Niebieska niepewność
Z cyklu : jej sukienki
Kwitła wraz ze mną. Wiem, za krótka.
Modrzała w tobie jak błysk w oku.
Zbierała zachwyt w twoich ustach
wietrznie zachłannych. Lecz czyś poczuł
jak łzy rozpina mgłą na chabrach?
Na źdźbłach w niepewność strojnej trawy,
mokrej od zwierzeń. I czyś zadrżał
gdy nad taborem krzyk żurawi
sfrunął zwiastować dni początek.
Zimy czy wiosny?
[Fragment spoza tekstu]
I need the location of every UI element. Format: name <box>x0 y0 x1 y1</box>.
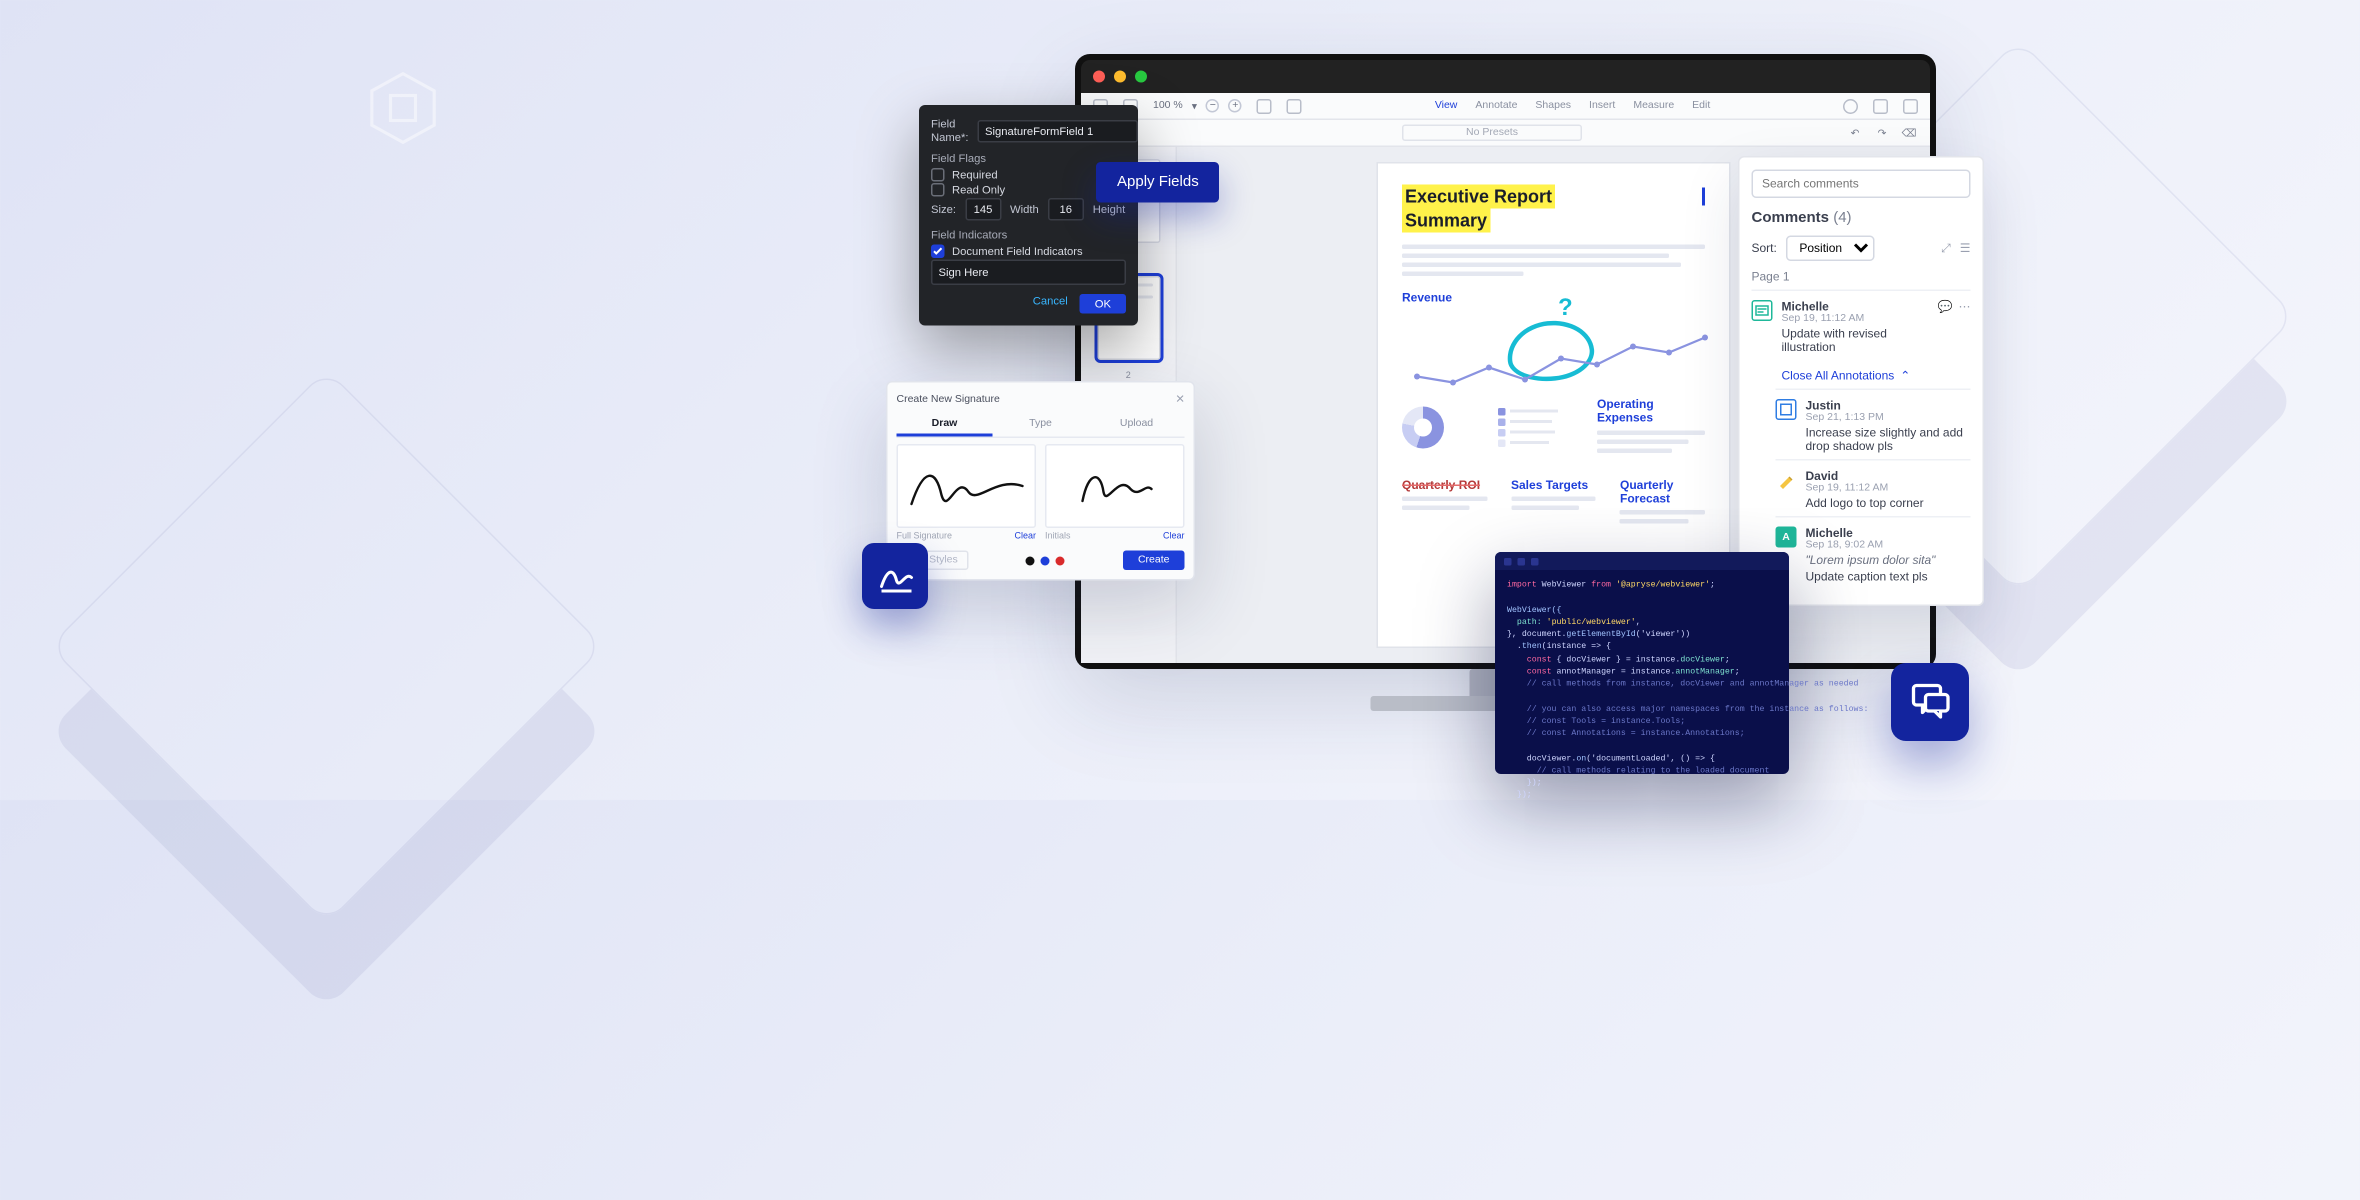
close-icon[interactable]: × <box>1176 392 1185 409</box>
undo-icon[interactable]: ↶ <box>1846 124 1864 142</box>
print-icon[interactable] <box>1257 98 1272 113</box>
search-icon[interactable] <box>1843 98 1858 113</box>
tab-draw[interactable]: Draw <box>897 414 993 437</box>
signature-mode-tabs: Draw Type Upload <box>897 414 1185 438</box>
size-label: Size: <box>931 203 956 217</box>
initials-canvas[interactable] <box>1045 444 1185 528</box>
doc-title-line2: Summary <box>1402 209 1490 233</box>
traffic-close-icon[interactable] <box>1093 71 1105 83</box>
annotation-type-icon <box>1776 399 1797 420</box>
presets-dropdown[interactable]: No Presets <box>1402 125 1582 142</box>
freehand-question-icon: ? <box>1558 296 1573 323</box>
brand-logo <box>364 69 442 147</box>
signature-feature-icon <box>862 543 928 609</box>
size-input[interactable] <box>965 198 1001 221</box>
donut-chart <box>1402 407 1444 449</box>
traffic-min-icon[interactable] <box>1114 71 1126 83</box>
search-comments-input[interactable] <box>1752 170 1971 199</box>
page-number-label: 2 <box>1126 372 1131 381</box>
comments-feature-icon <box>1891 663 1969 741</box>
modal-title: Create New Signature <box>897 395 1000 406</box>
field-name-input[interactable] <box>978 119 1139 142</box>
tab-annotate[interactable]: Annotate <box>1475 101 1517 112</box>
comment-item[interactable]: A Michelle Sep 18, 9:02 AM "Lorem ipsum … <box>1776 516 1971 590</box>
page-indicator: Page 1 <box>1752 270 1971 284</box>
full-signature-label: Full Signature <box>897 533 953 542</box>
cancel-button[interactable]: Cancel <box>1033 294 1068 314</box>
redo-icon[interactable]: ↷ <box>1873 124 1891 142</box>
sort-label: Sort: <box>1752 242 1777 256</box>
width-label: Width <box>1010 203 1039 217</box>
height-label: Height <box>1093 203 1126 217</box>
settings-icon[interactable] <box>1903 98 1918 113</box>
close-all-annotations-link[interactable]: Close All Annotations⌃ <box>1782 369 1971 383</box>
filter-icon[interactable]: ☰ <box>1960 241 1971 256</box>
ink-color-picker[interactable] <box>1026 556 1065 565</box>
comment-item[interactable]: Michelle Sep 19, 11:12 AM Update with re… <box>1752 290 1971 361</box>
comment-item[interactable]: Justin Sep 21, 1:13 PM Increase size sli… <box>1776 389 1971 460</box>
comments-title: Comments <box>1752 210 1830 227</box>
export-icon[interactable] <box>1287 98 1302 113</box>
field-name-label: Field Name*: <box>931 117 969 144</box>
section-sales: Sales Targets <box>1511 479 1596 493</box>
clear-initials-button[interactable]: Clear <box>1163 533 1185 542</box>
section-forecast: Quarterly Forecast <box>1620 479 1705 506</box>
expand-icon[interactable]: ⤢ <box>1941 241 1951 256</box>
tab-measure[interactable]: Measure <box>1633 101 1674 112</box>
initials-label: Initials <box>1045 533 1071 542</box>
text-cursor <box>1702 188 1705 206</box>
traffic-max-icon[interactable] <box>1135 71 1147 83</box>
section-opex: Operating Expenses <box>1597 398 1705 425</box>
code-titlebar <box>1495 552 1789 570</box>
width-input[interactable] <box>1048 198 1084 221</box>
tab-upload[interactable]: Upload <box>1089 414 1185 437</box>
tab-view[interactable]: View <box>1435 101 1458 112</box>
doc-title-line1: Executive Report <box>1402 185 1555 209</box>
annotation-type-icon: A <box>1776 527 1797 548</box>
comments-toggle-icon[interactable] <box>1873 98 1888 113</box>
indicators-label: Field Indicators <box>931 228 1126 242</box>
annotation-type-icon <box>1752 300 1773 321</box>
create-signature-button[interactable]: Create <box>1123 551 1185 571</box>
sort-select[interactable]: Position <box>1786 236 1875 262</box>
sign-here-input[interactable] <box>931 260 1126 286</box>
reply-icon[interactable]: 💬 <box>1938 300 1953 354</box>
more-icon[interactable]: ⋯ <box>1959 300 1971 354</box>
top-toolbar: 100 %▾ − + View Annotate Shapes Insert M… <box>1081 93 1930 120</box>
zoom-control[interactable]: 100 %▾ − + <box>1153 99 1242 113</box>
field-properties-panel: Field Name*: Field Flags Required Read O… <box>919 105 1138 326</box>
create-signature-modal: Create New Signature × Draw Type Upload … <box>886 381 1195 581</box>
section-roi: Quarterly ROI <box>1402 479 1487 493</box>
apply-fields-button[interactable]: Apply Fields <box>1096 162 1220 203</box>
tab-insert[interactable]: Insert <box>1589 101 1615 112</box>
comments-count: (4) <box>1833 210 1851 227</box>
erase-icon[interactable]: ⌫ <box>1900 124 1918 142</box>
annotation-type-icon <box>1776 470 1797 491</box>
mode-tabs[interactable]: View Annotate Shapes Insert Measure Edit <box>1435 101 1710 112</box>
tab-edit[interactable]: Edit <box>1692 101 1710 112</box>
comments-panel: Comments (4) Sort: Position ⤢ ☰ Page 1 M… <box>1738 156 1984 606</box>
tab-type[interactable]: Type <box>993 414 1089 437</box>
macos-titlebar <box>1081 60 1930 93</box>
sub-toolbar: A No Presets ↶ ↷ ⌫ <box>1081 120 1930 147</box>
doc-indicators-checkbox[interactable]: Document Field Indicators <box>931 245 1126 259</box>
code-content: import WebViewer from '@apryse/webviewer… <box>1495 570 1789 811</box>
tab-shapes[interactable]: Shapes <box>1535 101 1571 112</box>
opex-legend <box>1498 407 1573 458</box>
full-signature-canvas[interactable] <box>897 444 1037 528</box>
clear-full-button[interactable]: Clear <box>1014 533 1036 542</box>
comment-item[interactable]: David Sep 19, 11:12 AM Add logo to top c… <box>1776 459 1971 516</box>
code-editor-window: import WebViewer from '@apryse/webviewer… <box>1495 552 1789 774</box>
ok-button[interactable]: OK <box>1080 294 1126 314</box>
chevron-up-icon: ⌃ <box>1900 369 1910 383</box>
section-revenue: Revenue <box>1402 291 1705 305</box>
revenue-chart: ? <box>1402 314 1705 398</box>
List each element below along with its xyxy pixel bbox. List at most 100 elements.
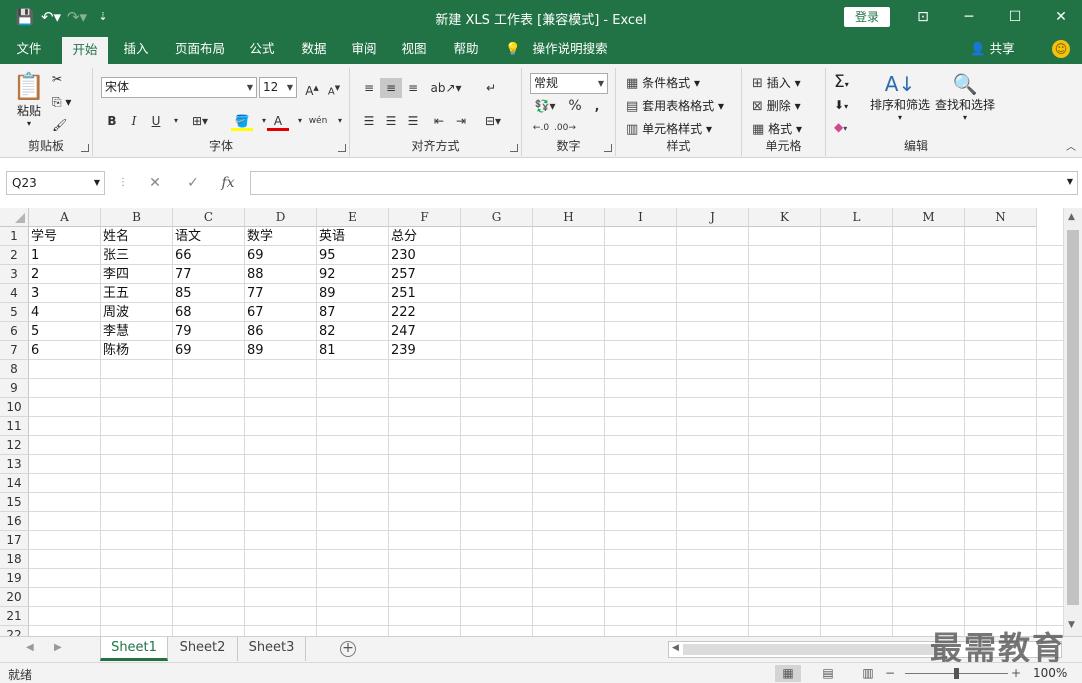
merge-center-icon[interactable]: ⊟▾ [478,111,508,131]
font-color-icon[interactable]: A [267,111,289,131]
row-header-14[interactable]: 14 [0,474,29,493]
cell-b7[interactable]: 陈杨 [101,341,173,360]
tab-review[interactable]: 审阅 [342,34,386,64]
borders-icon[interactable]: ⊞▾ [189,111,211,131]
accounting-format-icon[interactable]: 💱▾ [530,96,560,116]
cell-d1[interactable]: 数学 [245,227,317,246]
row-header-2[interactable]: 2 [0,246,29,265]
cell-d4[interactable]: 77 [245,284,317,303]
align-center-icon[interactable]: ☰ [380,111,402,131]
tab-help[interactable]: 帮助 [444,34,488,64]
undo-icon[interactable]: ↶▾ [38,8,64,26]
feedback-smiley-icon[interactable]: ☺ [1052,40,1070,58]
tab-home[interactable]: 开始 [62,37,108,64]
cell-styles-button[interactable]: ▥ 单元格样式 ▾ [626,120,712,137]
enter-icon[interactable]: ✓ [180,172,206,194]
fill-icon[interactable]: ⬇▾ [834,98,848,112]
cell-a5[interactable]: 4 [29,303,101,322]
column-header-b[interactable]: B [101,208,173,227]
cell-d5[interactable]: 67 [245,303,317,322]
sort-filter-button[interactable]: A↓ 排序和筛选 ▾ [868,72,932,122]
column-header-h[interactable]: H [533,208,605,227]
column-header-d[interactable]: D [245,208,317,227]
cell-f1[interactable]: 总分 [389,227,461,246]
row-header-4[interactable]: 4 [0,284,29,303]
row-header-16[interactable]: 16 [0,512,29,531]
row-header-1[interactable]: 1 [0,227,29,246]
row-header-10[interactable]: 10 [0,398,29,417]
column-header-l[interactable]: L [821,208,893,227]
clipboard-launcher-icon[interactable] [81,144,89,152]
bottom-align-icon[interactable]: ≡ [402,78,424,98]
column-header-f[interactable]: F [389,208,461,227]
prev-sheet-icon[interactable]: ◀ [26,642,34,653]
redo-icon[interactable]: ↷▾ [64,8,90,26]
vertical-scroll-thumb[interactable] [1067,230,1079,605]
row-header-5[interactable]: 5 [0,303,29,322]
cell-e2[interactable]: 95 [317,246,389,265]
orientation-icon[interactable]: ab↗▾ [430,78,462,98]
cell-f4[interactable]: 251 [389,284,461,303]
expand-formula-icon[interactable]: ▼ [1067,177,1073,186]
sheet-tab-sheet1[interactable]: Sheet1 [100,637,168,661]
row-header-19[interactable]: 19 [0,569,29,588]
increase-indent-icon[interactable]: ⇥ [450,111,472,131]
format-as-table-button[interactable]: ▤ 套用表格格式 ▾ [626,97,724,114]
cell-a1[interactable]: 学号 [29,227,101,246]
cell-c4[interactable]: 85 [173,284,245,303]
cell-b2[interactable]: 张三 [101,246,173,265]
column-header-m[interactable]: M [893,208,965,227]
cell-a6[interactable]: 5 [29,322,101,341]
find-select-button[interactable]: 🔍 查找和选择 ▾ [932,72,998,122]
cell-e1[interactable]: 英语 [317,227,389,246]
phonetic-dropdown-icon[interactable]: ▾ [329,111,351,131]
add-sheet-icon[interactable]: + [340,641,356,657]
column-header-g[interactable]: G [461,208,533,227]
row-header-18[interactable]: 18 [0,550,29,569]
scroll-left-icon[interactable]: ◀ [672,643,679,653]
top-align-icon[interactable]: ≡ [358,78,380,98]
row-header-8[interactable]: 8 [0,360,29,379]
font-name-select[interactable]: 宋体 ▼ [101,77,257,98]
phonetic-guide-icon[interactable]: wén [307,111,329,131]
maximize-icon[interactable]: ☐ [992,0,1038,34]
page-break-view-icon[interactable]: ▥ [855,665,881,682]
insert-cells-button[interactable]: ⊞ 插入 ▾ [752,74,801,91]
row-header-12[interactable]: 12 [0,436,29,455]
cell-a2[interactable]: 1 [29,246,101,265]
percent-style-button[interactable]: % [564,96,586,116]
cell-e3[interactable]: 92 [317,265,389,284]
align-right-icon[interactable]: ☰ [402,111,424,131]
autosum-icon[interactable]: Σ▾ [834,72,849,92]
column-header-c[interactable]: C [173,208,245,227]
cell-f5[interactable]: 222 [389,303,461,322]
cell-c5[interactable]: 68 [173,303,245,322]
wrap-text-icon[interactable]: ↵ [480,78,502,98]
conditional-formatting-button[interactable]: ▦ 条件格式 ▾ [626,74,700,91]
row-header-20[interactable]: 20 [0,588,29,607]
row-header-9[interactable]: 9 [0,379,29,398]
tell-me-search[interactable]: 💡 操作说明搜索 [505,34,608,64]
alignment-launcher-icon[interactable] [510,144,518,152]
cell-e6[interactable]: 82 [317,322,389,341]
formula-input[interactable]: ▼ [250,171,1078,195]
insert-function-icon[interactable]: fx [215,172,241,194]
increase-decimal-icon[interactable]: ←.0 [530,118,552,138]
cell-e5[interactable]: 87 [317,303,389,322]
row-header-6[interactable]: 6 [0,322,29,341]
tab-data[interactable]: 数据 [292,34,336,64]
cell-grid[interactable]: 学号 姓名 语文 数学 英语 总分 1 张三 66 69 95 230 2 李四 77 88 92 257 3 王五 8… [29,227,1063,636]
normal-view-icon[interactable]: ▦ [775,665,801,682]
cell-e7[interactable]: 81 [317,341,389,360]
cell-c6[interactable]: 79 [173,322,245,341]
format-painter-icon[interactable]: 🖌 [52,118,67,132]
underline-button[interactable]: U [145,111,167,131]
align-left-icon[interactable]: ☰ [358,111,380,131]
vertical-scrollbar[interactable]: ▲ ▼ [1063,208,1082,636]
decrease-indent-icon[interactable]: ⇤ [428,111,450,131]
scroll-up-icon[interactable]: ▲ [1068,212,1075,222]
row-header-11[interactable]: 11 [0,417,29,436]
cell-c7[interactable]: 69 [173,341,245,360]
column-header-j[interactable]: J [677,208,749,227]
cell-f3[interactable]: 257 [389,265,461,284]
Tylko popatrz,
wiatr wiesza bezgrzech nasz nad
świątkiem.
Rozstajnym. Czy tak można kochać?
autor
Stella-Jagoda
Dodano: 2020-01-30 10:07:22
Ten wiersz przeczytano 1651 razy
Oddanych głosów: 58
Aby zagłosować zaloguj się w serwisie
Komentarze (56)
Pięknie...
Gdy miłość w sercu rozkwita, wszystko jest możliwe...
Pozdrawiam Cię serdecznie Stello-Jagodo.
piękna melancholia miłosna, a ten bezgrzech nad
świątkiem
rozstajnym daje do myślenia.
Cieszę się bardzo, że czujesz, anula :) Dziękuję :)
To dobry odbiór,(ale nie tylko) krzemAniu :)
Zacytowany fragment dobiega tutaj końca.